Owning a basic web site

It did not take long for me to choose a domain name and paid for the hosting solution that I could find. It was quite painful to understand how the redirections work and especially how the certificates required for a HTTPS site can be generated and associated with the site. In the end, thanks to many people having the same problems and to the available guides, the static site works and serves pages correctly. Since the content is generally light, I expect the small site to load fast and be usable.

The very first web site consisted of a simple index.html page with the following content:

<!doctype html>
<html lang="en">
    <meta charset="utf-8">
    <meta name="viewport" content="width=device-width, initial-scale=1">
    <link rel="stylesheet" href="css/pico.min.css">
    <title>Hello, world!</title>
    <main class="container">
      <h1>Under construction, sorry</h1>

If you are familiar with HTML, you can see that a css/pico.min.css asset is called. This one comes from the minimalist Pico.CSS library that served to make the appearance of this first page less “rough”:

Under construction page

There is an appeal to create a small site from very basic HTML pages with a minimal CSS library. Still, it was interesting to use the collective intelligence of the Internet to help me build a site that would be relatively easy to maintain, especially when adding new pages or posts. Hugo was the obvious choice, although I must confess it took some time to understand how the templating system works.

Finding the right theme and technical issues

Strangely, Hugo does not come with a pre-installed theme and does not work at all without one. Currently, a collection of a few hundred themes give a lot (too much) of choice. Having failed to build rapidly a Hugo theme from scratch, I settled on Archie by Athul Cyriac Ajay, since the theme structure was relatively easy to understand and customize. I thank the theme author for his work on this light and nice theme.

My advice for people starting with Hugo is to use the simplest possible theme because it is less likely to break over time and it might also help with the speed of page loading and display. I use both HTML and MarkDown for the posts and pages sources. HTML is great because it is something many people are familiar with. Markdown is less verbose and might help with gaining some speed when writing posts. However, more complex and page-specific layouts are pretty impossible to do with Markdown. This is why, for example, the Publications page of this site is written in HTML, because it allows, by including the right css files, some useful effects (zoom of images, image and text side by side).

There is a way to trick Hugo in using HTML code written in an md source. It involves the addition in the layouts/shortcodes folder of the site of a rawhtml.html file with the content: {{.Inner}}. In pages where raw HTML is needed, one can use these “custom” open {{< rawhtml >}} and close {{</ rawhtml >}} tags. However, it might be easier to write the page in HTML, with the appropriate yaml or toml heading.
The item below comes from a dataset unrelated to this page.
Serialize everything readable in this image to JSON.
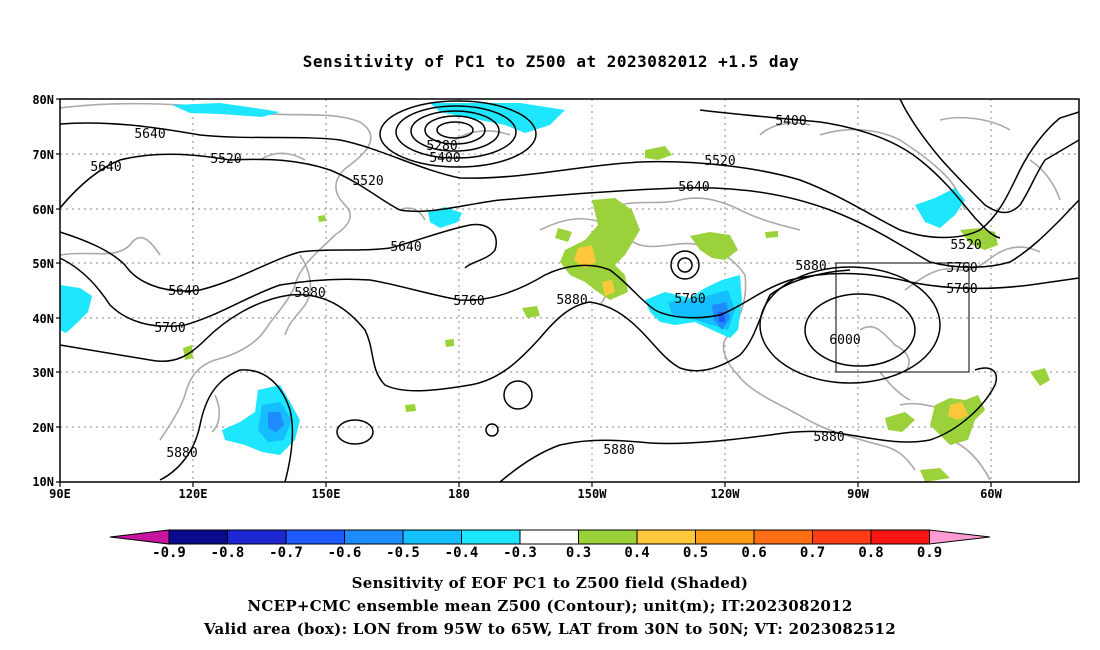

Comments are also a thing that I find important when writing. Multi-line comments are possible in the current version of markdown supported by Hugo. They can be written like HTML comments using ‘<!–’ and ‘–>’ tagging.

Also, while I was attracted by the apparent simplicity of the yaml configuration format, the toml more verbose format is probably better for the configuration of the site. I keep using a yaml heading for the posts and pages only. The one for the post you are reading looks like this:

date: 2023-01-12
title: Building the site with the Hugo static site generator
description: The journey to building a static web site using ...
 - blog
 - hugo
slug: 2023-01-starting

To use toml, replace the --- signs at the top and bottom of the zone of text with +++.